Cet amour-là

"Elle dit: non, ne pleurez pas, ce n'est pas triste, en rien, en aucun cas. Il s'agit de vous et de pas vous, oubliez votre personne, ça n'a aucune importance. Il ne faut pas se prendre pour un héros. Vous êtes rien. C'est ce qui me plaît. Restez comme ça. Ne changez pas. Restez. On va lire ensemble."

Yann Andréa

Le vieil homme et la mère

Les fleurs, en vieillissant, sèchent ou se brisent et leurs pétales se froissent, ternissent et tombent. Toi, ta peau fait pareil, les poils disparaissent et la peau s’étend, s’étire à mesure que la chair ramollit et fond pour souligner de rides les angles de ton squelette. Toi, ton dos fait pareil, dans une courbe sans esthétisme qui s’affaisse révélant la brisure de tes omoplates sèches et usées comme des ailes rognées. Toi, ta voix fait pareil en tremblant et s’effritant pour ne garder que la sèche résonance de ton caractère absolu. Toi, ton bras fait pareil, enflé aux jointures et articulé comme un pantin raté, incapable de se mouvoir sans qu’on tire les fils. Toi, tes épaules font pareil, écrasées sous le poids des ans et des échecs sans importance. Toi, ta tête fait pareil, se dodelinant d’avant en arrière en silence ou en bruit. Toi, ton amour fait pareil, inconditionnel et indifférent,sans trop de conviction. Toi, ton sommeil fait pareil, continu et impossible, ponctué de rêves vieux comme les jours, vieux comme le temps.
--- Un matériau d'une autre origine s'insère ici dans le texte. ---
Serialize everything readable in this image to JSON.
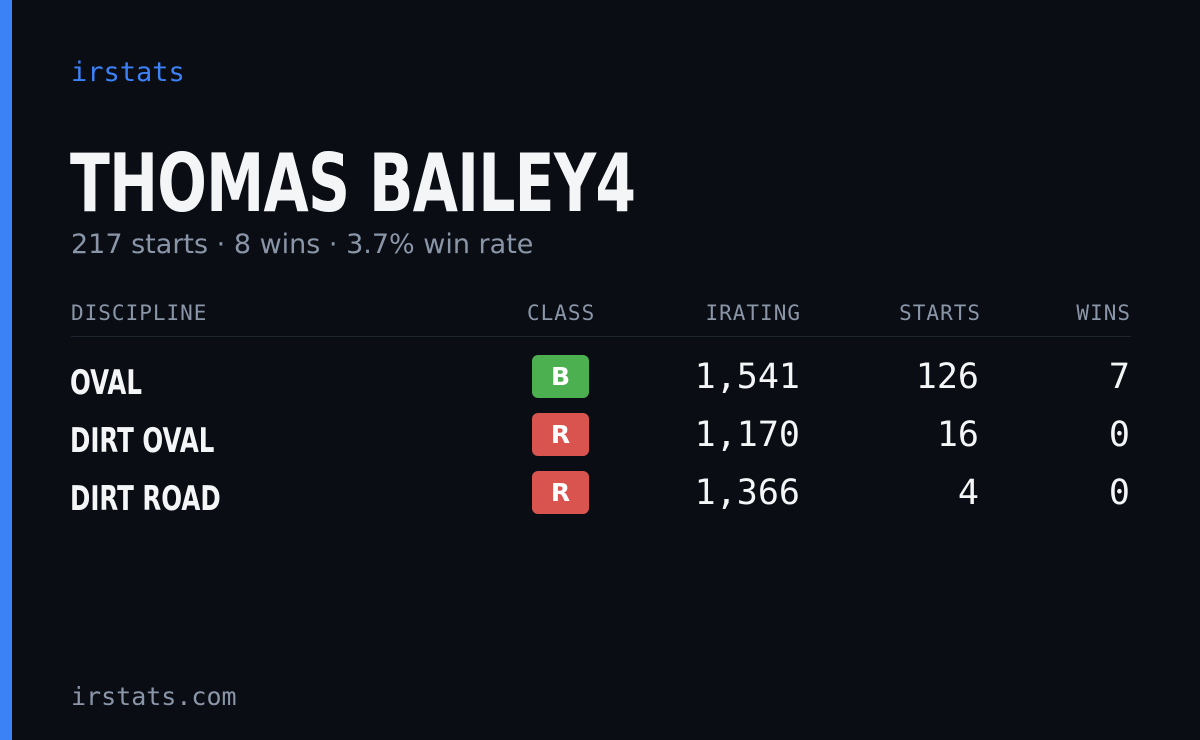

Toi, ton habit fait pareil, sale et froissé parce que sans importance. Toi, tes yeux font pareils, clairs et ternes, incapables de suivre les lignes de ma main. Toi, ta vie fait pareil, toute de patience tissée, toute impatiente, irritée. Tu voudrais qu’on jette l’eau, tu voudrais qu’on tue le soleil, tu voudrais qu’on arrache tes feuilles, tu voudrais qu’on te foute la paix.